Digital Piano Keyboard VS The Acoustic Piano

Digital Piano Keyboard VS The Acoustic Piano

Which is a better for a beginner piano player, an acoustic piano or is a digital piano keyboard a better option? This is a question asked allot at Pats Music Store.

In brief, the answer depends on the musician’s goal and budget. For unlike other instrumentalists, many piano players will never own their ideal musical instrument. And for good reason. In reality the ideal piano to learn and develop the finite skill needed to be a concert pianist, is a 9ft Concert Grand Piano. (Priced at over $200k).

Obviously it is not realistic or practical for most people to own a 9ft Concert Grand Piano. Comparatively, anything less than that is inevitably a compromise and so too are digital pianos.

Even so, many of the top brand digital pianos come freakishly close in sound and feel to an acoustic piano. Due to great advancements in technology over the last decade, many Piano Keyboards make a convincing substitute.

Yamaha CLP625 Digital Piano

Piano Keyboard Facts

With this in mind, here are some terms you may come across when researching digital pianos and what they mean;

Touch sensitive or touch responsive keys:

Yamaha touch responsive keys

With sensors under the keys or inside the key mechanism, a digital piano responds to how hard of soft the keys are struck. As a result, a harder key strike triggers the relevant louder sample, taken from a real piano. In contrast, a softer strike of the key, triggers a sample taken from a softer piano keyboard strike.

Yamaha Digital Piano action

Weighted keys or Graded Hammer Action (GHA):

The keys on an acoustic piano are heavy to press because they are attached to the hammers that strike the strings. The hammers that strike the bass strings are bigger and the ones that hit the treble, or higher strings are smaller. In a digital Piano the ‘action’ mechanism is created to feel like it’s moving hammers by using little weights. We know this as weighted keys.

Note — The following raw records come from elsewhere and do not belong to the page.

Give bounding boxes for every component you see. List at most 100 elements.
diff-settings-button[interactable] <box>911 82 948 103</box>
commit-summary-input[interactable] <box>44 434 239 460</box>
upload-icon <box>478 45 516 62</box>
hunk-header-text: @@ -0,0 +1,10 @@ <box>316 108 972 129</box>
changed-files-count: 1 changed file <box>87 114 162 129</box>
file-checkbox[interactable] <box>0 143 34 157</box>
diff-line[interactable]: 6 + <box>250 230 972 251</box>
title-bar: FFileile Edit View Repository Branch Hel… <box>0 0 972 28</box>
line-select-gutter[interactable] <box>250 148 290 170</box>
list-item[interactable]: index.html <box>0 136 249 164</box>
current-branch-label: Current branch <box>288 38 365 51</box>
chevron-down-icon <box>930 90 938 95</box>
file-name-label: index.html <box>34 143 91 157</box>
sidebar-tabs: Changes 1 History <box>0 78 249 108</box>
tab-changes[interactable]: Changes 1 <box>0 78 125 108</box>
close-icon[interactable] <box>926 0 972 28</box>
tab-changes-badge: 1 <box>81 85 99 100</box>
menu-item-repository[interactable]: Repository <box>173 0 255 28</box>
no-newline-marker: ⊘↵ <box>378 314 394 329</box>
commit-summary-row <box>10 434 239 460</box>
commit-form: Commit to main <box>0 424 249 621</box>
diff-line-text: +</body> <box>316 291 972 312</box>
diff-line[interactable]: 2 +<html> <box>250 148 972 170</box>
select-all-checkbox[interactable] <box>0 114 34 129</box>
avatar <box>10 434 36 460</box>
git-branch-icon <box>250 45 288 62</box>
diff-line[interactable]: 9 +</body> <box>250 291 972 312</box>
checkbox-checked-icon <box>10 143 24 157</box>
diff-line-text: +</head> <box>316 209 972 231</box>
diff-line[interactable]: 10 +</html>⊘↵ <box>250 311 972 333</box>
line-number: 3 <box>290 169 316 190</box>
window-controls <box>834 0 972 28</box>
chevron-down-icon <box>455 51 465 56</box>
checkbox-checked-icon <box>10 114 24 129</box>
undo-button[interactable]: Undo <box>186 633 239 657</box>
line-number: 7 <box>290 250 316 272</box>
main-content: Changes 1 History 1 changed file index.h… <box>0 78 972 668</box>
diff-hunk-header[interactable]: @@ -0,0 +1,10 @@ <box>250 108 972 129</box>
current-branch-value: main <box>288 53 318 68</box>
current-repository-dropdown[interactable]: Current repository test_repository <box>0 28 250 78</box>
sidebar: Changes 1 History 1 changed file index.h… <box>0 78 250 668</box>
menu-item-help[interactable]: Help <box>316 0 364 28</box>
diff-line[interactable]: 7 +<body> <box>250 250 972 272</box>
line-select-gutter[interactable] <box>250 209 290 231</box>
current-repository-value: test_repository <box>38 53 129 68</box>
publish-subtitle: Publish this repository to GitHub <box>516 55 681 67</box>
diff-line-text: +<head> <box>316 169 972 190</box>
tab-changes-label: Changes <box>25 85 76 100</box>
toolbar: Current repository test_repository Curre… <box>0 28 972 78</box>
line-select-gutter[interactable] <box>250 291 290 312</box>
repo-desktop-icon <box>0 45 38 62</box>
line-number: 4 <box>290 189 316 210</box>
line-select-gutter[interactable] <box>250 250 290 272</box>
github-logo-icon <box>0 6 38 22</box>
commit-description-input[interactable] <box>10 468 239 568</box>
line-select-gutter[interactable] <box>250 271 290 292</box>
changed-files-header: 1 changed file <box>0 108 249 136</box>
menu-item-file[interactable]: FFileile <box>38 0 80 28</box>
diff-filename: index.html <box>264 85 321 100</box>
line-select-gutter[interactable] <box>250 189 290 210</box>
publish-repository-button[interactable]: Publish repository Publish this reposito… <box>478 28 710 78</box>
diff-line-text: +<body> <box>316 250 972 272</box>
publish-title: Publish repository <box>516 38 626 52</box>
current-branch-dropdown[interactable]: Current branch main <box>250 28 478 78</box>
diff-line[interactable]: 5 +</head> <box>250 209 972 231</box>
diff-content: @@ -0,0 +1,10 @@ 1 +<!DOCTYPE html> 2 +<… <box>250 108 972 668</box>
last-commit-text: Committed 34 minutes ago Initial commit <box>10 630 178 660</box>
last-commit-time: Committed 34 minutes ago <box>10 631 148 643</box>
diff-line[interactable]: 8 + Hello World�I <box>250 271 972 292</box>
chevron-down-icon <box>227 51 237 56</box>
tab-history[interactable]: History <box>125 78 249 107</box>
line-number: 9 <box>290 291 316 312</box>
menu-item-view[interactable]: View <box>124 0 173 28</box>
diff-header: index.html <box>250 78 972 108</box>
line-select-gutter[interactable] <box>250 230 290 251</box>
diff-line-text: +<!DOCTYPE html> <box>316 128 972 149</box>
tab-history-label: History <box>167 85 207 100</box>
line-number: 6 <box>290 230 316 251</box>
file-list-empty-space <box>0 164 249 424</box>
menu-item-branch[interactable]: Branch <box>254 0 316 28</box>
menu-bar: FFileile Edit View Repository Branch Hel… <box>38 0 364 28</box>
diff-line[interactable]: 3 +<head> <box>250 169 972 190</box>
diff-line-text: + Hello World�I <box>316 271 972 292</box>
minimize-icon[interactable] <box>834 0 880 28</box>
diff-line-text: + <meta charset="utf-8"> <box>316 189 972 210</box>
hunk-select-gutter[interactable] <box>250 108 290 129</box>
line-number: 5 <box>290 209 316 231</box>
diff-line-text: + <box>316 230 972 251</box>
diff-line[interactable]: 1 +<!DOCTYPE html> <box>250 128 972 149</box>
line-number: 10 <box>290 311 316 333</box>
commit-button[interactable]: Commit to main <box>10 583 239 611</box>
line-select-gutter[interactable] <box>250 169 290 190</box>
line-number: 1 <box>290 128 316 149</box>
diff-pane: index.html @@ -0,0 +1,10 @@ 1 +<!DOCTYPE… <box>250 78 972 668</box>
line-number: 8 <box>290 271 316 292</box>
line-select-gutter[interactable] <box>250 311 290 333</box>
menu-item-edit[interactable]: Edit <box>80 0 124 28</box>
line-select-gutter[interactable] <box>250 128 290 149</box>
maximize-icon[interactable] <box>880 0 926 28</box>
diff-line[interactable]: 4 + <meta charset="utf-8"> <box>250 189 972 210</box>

Most digital pianos have heavier weights in the base and lighter in the treble and they call this Graded Hammer Action.

Polyphony:

Essentially this is the processing power, i.e how many samples are able to play at one time, before the memory runs out and the sounds become compromised. Using the piano sound for example, the player can play up to 10 notes at a time (10 fingers). They may even have 2 instruments on at one time, such as Piano and Strings. This means 20 sounds play at one time. If the player holds down the sustain pedal the notes will then play on top of each other. Most good digital pianos have over 129 note polyphony. The player would have to play 11 X 10 note chords with using 2 sounds at once plus the sustain before the sound start to cut out. It’s very unlikely a player would do this.

Sound modelling technology:

Some digital piano manufactures now use ‘sound modelling technology’ either to create the entire sound or add to the digitally sampled sound. SMT gives the piano sound more detail and dimension. Put simply SMT observes and maps out the behaviour of sound waves and designs detailed algorithms to recreate the sound waves. SMT can gives us ‘after sound’ sounds such as sympathetic resonance; Where, on an acoustic piano, the strings resonate in sympathy to other strings being struck. SMT can calculate harmonics, naturally occurring overtones in instruments. SMT can recreate cabinet resonance; the woody sound of the piano body vibrating. And after touch; the sound of the damper dropping back on the sting. Sound Modelling Technology makes digital pianos more realistic than they have ever been.

Digital Piano Brands:

The three most well known brands for Digital Piano Keyboards are Yamaha, Kawai and Roland. The Casio Celviano pianos are also becoming more popular. Each digital piano replicates different acoustic pianos. The Yamaha for example replicates the Yamaha CFIII and Bosendorfer Concert grand pianos. The Roland Replicates the most elite European Piano, but neither Roland or our Piano Shop Blog but can name it for legal reasons.

Benefits of going digital:

There are many benefits of a digital piano. The first is the ability to play silently with headphones. Also a Digital Piano does not need tuning. Furthermore, a simple connection to a computer, allows use with record software or many of the apps now available. Some digital pianos also have Bluetooth, for use with iPods. Models such as the Yamaha CSP range take piano playing to another level by incorporating auto-accompaniment, lessons, Karaoke, multi-track recording and microphone input. They’re like a musical home-entertainment-system as well as a piano.